Uma máquina tão polêmica assim “faz xixi na mão de criança”, diriam nos tempos da Jovem Guarda. Objetos complexos nunca são indicados para crianças, a não ser sob supervisão cuidadosa dos pais. É o caso até do televisor, do automóvel e de tantos outros do convívio diário.

O smartphone, em particular, oferece riscos totalmente transparentes para crianças e adolescentes. A OMS – Organização Mundial da Saúde enquadrou numa faixa de risco semelhante à do cigarro. A radiação emitida é nociva para qualquer pessoa a partir de mais de 20 minutos numa mesma ligação. Para adolescentes, e principalmente para crianças, onde novos tipos de tecidos estão em formação, o risco é maior ainda, chega no “contraindicado”.

Nada de novo!? Até aqui, não. Mas a pesquisa Panorama Mobile Time/Opinion Box, divulgada recentemente, apontou que a proporção de crianças com smartphone próprio, na faixa entre 4 e 6 anos de idade, aumentou de 23% para 30% de 2018 para 2019. Consequência natural, caiu de 16% para 10% o percentual das que não acessam nem o smartphone dos pais. Na faixa de 7 e 9 anos subiu de 44% para 50% o smartphone próprio.

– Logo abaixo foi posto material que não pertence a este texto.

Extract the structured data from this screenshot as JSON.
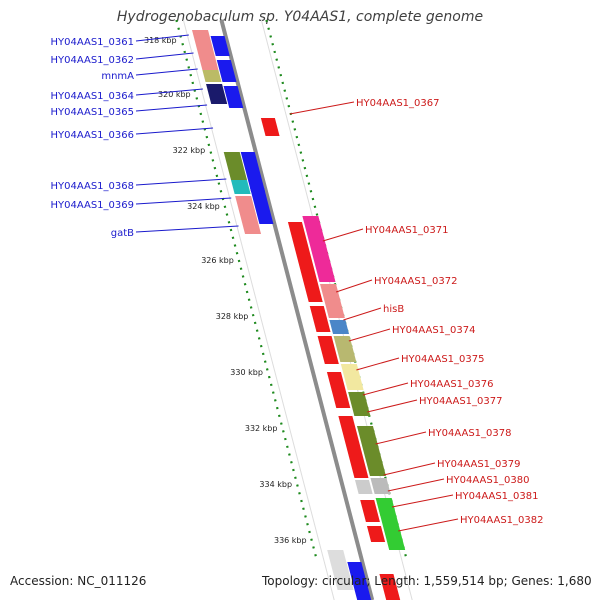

Ora, mas a radiação não é um problema que só existe quando o aparelho está ligado a uma linha móvel? É, sim. E essa linha está em 41% dos smartphones próprios de crianças de 4 a 6 anos. Na faixa de 7 a 9 anos esse percentual sobe para 61% e chega a 80% entre 10 e 12 anos. Antes de aprender a falar, crianças aprendem a pedir o smartphone. O dado é de que 40% das crianças com até 3 anos de idade já manifestaram o desejo. Curioso imaginar como isso teria acontecido… Esse interesse chega aos 96% na faixa de 10 a 12 anos de idade.

Os pais, não têm nada a ver com isso. Pelo menos, eles acham que não. A mesma pesquisa indica que só 13% deles acham que, usando smartphones influenciam os filhos. A principal influência viria das amizades dos filhos.

Vamos convir que, de fato, não se pode colocar todo o problema na conta dos pais. O smartphone é um objeto irresistível, é onipresente em todos os ambientes, desde o meio social – seja ele qual for – na mídia, nas conversas entre amigos. Porém, se os pais aceitarem que eles podem ser os principais influenciadores das crianças, pela simples introdução do celular na convivência familiar, já seria um bom começo para corrigir esses exageros.

Falta agora tentar entender para quem o smartphone é mais nocivo, se para as crianças ou para os adultos. (Logicamente, considerando que os benefícios do smartphone são inegáveis, incomparáveis aos malefícios conhecidos.) Trata-se de um fenômeno social de abrangência imensurável, cuja inserção social mais adequada ainda vai exigir muitos estudos e memes.

Por exemplo, no que diz respeito ao tempo perdido. Se considerar a qualidade que poderia ser agregada à maior parte do tempo perdido no smartphone, fica difícil dizer se realmente é compensada com o tempo que o handset economiza em várias tarefas corriqueiras. O smartphone, pelo potencial que possui, acaba sendo um incentivador eloquente do desperdício.

Outra pesquisa, com 6 milhões de usuários anônimos do Avast Cleanup (Android, MAC), entre dezembro de 2018 e junho de 2019 analisou mais de 3 bilhões de fotos e dados. Em média, as pessoas guardam 952 fotos em seus celulares. No Brasil, 17o lugar no hanking mundial, a média é de 911 fotos. As mulheres costumam armazenar 24% a mais do que os homens.

Quase um terço desse total vem pelo WhatsApp. E para cada 5 fotos armazenadas, pelo menos uma é repetida ou de qualidade descartável. Se o peso dessas fotos fosse em gramas, e não em bytes, certamente não suportaríamos tanto desperdício.